Evangelism — which at its base is simply a sales and recruitment process — still relies on threats, emotional manipulation, and various fallacious appeals. What aspiring evangelists can’t do is offer a product consumers want at prices they want to pay.
(The product, of course, is not belief in anything particular. It’s active membership in the salesperson’s own group.)
For a great many (and still-growing number) of people, including churchless believers, Christian groups just don’t offer anything they need. In growing numbers of areas, secular groups can fulfill whatever needs people have at a way better price than Christian groups demand — and often without the cesspool of gossip and backbiting that churches often contain.
The result: it’s safer and easier than ever to leave Christian groups, and it’s less and less appealing to join one. And even Christians themselves don’t feel compelled to play along with their own groups.
And now, the actual spiral—though it’s not weird
Christians now find themselves on the other end of the pendulum with regard to their growth. They now face a religious marketplace wherein their product stands without artificial supports before a cultural audience that is not compelled to purchase and keep purchasing anything.
It’s now obvious that no gods were involved in their rise to dominance, just as no gods seem interested in changing their loss of dominance.
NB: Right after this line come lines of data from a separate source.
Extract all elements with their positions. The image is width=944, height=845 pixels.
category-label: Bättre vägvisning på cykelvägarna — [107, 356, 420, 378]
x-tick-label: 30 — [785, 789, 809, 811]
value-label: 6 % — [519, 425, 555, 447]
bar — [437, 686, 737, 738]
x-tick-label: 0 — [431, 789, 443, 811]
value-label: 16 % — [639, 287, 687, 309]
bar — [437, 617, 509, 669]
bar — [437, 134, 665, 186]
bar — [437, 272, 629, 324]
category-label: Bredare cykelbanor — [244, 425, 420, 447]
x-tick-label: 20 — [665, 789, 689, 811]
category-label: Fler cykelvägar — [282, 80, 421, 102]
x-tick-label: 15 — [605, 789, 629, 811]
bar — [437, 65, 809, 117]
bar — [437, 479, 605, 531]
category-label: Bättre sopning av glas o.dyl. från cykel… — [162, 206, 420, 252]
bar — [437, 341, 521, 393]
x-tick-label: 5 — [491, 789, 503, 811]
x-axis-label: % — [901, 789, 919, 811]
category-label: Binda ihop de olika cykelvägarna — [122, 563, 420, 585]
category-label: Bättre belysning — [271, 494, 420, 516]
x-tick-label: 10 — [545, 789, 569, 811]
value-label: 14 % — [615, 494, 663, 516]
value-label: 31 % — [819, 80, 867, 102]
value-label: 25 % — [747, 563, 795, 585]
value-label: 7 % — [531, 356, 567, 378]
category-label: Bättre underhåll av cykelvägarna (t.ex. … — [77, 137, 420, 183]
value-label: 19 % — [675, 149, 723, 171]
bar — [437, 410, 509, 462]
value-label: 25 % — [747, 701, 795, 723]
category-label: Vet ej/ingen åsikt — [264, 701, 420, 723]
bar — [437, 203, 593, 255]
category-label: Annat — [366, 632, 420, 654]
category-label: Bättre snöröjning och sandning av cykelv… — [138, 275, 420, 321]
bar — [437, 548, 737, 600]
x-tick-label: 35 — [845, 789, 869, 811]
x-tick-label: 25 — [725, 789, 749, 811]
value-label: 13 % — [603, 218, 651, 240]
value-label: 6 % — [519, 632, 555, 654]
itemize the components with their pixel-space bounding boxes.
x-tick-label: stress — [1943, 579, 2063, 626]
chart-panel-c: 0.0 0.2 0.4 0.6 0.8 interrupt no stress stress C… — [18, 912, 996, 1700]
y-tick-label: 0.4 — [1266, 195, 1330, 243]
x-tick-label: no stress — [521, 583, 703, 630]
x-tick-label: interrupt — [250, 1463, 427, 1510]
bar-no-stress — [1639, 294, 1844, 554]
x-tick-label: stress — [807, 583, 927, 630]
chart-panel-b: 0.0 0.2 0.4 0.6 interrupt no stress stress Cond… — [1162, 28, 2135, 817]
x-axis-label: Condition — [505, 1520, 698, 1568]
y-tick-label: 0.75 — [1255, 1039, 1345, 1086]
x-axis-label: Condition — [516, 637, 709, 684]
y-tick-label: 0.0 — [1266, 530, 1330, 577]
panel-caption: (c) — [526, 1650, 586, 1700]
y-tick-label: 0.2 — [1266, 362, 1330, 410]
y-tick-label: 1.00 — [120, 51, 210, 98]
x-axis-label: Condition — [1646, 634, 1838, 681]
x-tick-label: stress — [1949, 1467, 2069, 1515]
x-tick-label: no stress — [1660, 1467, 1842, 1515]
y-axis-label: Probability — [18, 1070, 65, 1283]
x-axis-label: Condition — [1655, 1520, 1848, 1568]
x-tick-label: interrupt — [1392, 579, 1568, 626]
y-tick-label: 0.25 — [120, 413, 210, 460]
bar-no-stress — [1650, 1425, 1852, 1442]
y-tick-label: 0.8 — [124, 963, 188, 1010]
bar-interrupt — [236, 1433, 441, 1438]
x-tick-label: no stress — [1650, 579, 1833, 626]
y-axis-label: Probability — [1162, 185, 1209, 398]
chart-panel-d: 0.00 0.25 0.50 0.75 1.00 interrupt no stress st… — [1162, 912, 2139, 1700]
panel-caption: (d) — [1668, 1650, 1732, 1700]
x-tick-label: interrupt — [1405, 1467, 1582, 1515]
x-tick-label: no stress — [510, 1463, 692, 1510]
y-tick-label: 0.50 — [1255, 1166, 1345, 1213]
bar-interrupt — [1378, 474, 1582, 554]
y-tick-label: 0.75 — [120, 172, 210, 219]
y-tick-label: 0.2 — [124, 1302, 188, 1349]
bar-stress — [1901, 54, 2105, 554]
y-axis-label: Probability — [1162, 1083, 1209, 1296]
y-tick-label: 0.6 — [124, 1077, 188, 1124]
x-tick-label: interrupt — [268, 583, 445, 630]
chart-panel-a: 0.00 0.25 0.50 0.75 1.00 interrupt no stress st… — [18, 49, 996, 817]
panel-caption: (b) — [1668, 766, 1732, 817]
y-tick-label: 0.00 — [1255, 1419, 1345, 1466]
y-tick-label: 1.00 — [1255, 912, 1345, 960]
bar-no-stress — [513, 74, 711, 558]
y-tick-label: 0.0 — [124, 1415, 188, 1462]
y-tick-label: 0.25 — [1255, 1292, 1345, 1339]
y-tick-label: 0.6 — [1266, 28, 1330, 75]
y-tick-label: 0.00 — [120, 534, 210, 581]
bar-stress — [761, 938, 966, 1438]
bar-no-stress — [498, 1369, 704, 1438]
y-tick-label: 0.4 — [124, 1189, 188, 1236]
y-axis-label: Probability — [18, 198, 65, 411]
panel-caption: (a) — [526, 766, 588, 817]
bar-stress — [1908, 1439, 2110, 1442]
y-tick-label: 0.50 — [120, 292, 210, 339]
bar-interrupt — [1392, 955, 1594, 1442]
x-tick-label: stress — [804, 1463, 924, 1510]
However, Christian leaders still can’t even come to grips with why their religion is in decline in the first place. I’ve yet to see any big names admit that their product has never appealed to many people on its own merits. They still think that if they just drill down harder on exactly what’s already making people leave their groups, then Jesus will totally hand them back their cultural dominance.
In a word (or two), LOL OK.
The worst part, for Team Humanity at least
However, a number of those big-name leaders with the Christian Right seem to grasp — at least tacitly and privately — that their religion requires coercive power to survive. Though their cultural dominance is fading quickly, these groups have redoubled their efforts to gain more political power.
Even if right-wing Christians’ unseemly displays of power-lust and overreach alienate even more people from their product, it won’t matter to them or their group leaders. They’ll have exactly what they want anyway. For all their evangelistic fervor, they value compliance way more than actual buy-in.
This is why we must learn to recognize—and then reject—Christians’ attempts to gain dominance through moral panics and retaliatory abuse. We’ve already seen what happens when Christians gain coercive power over others: they use it.
We don’t need another repeat of that dog-and-pony show. It lasted way too long the first time!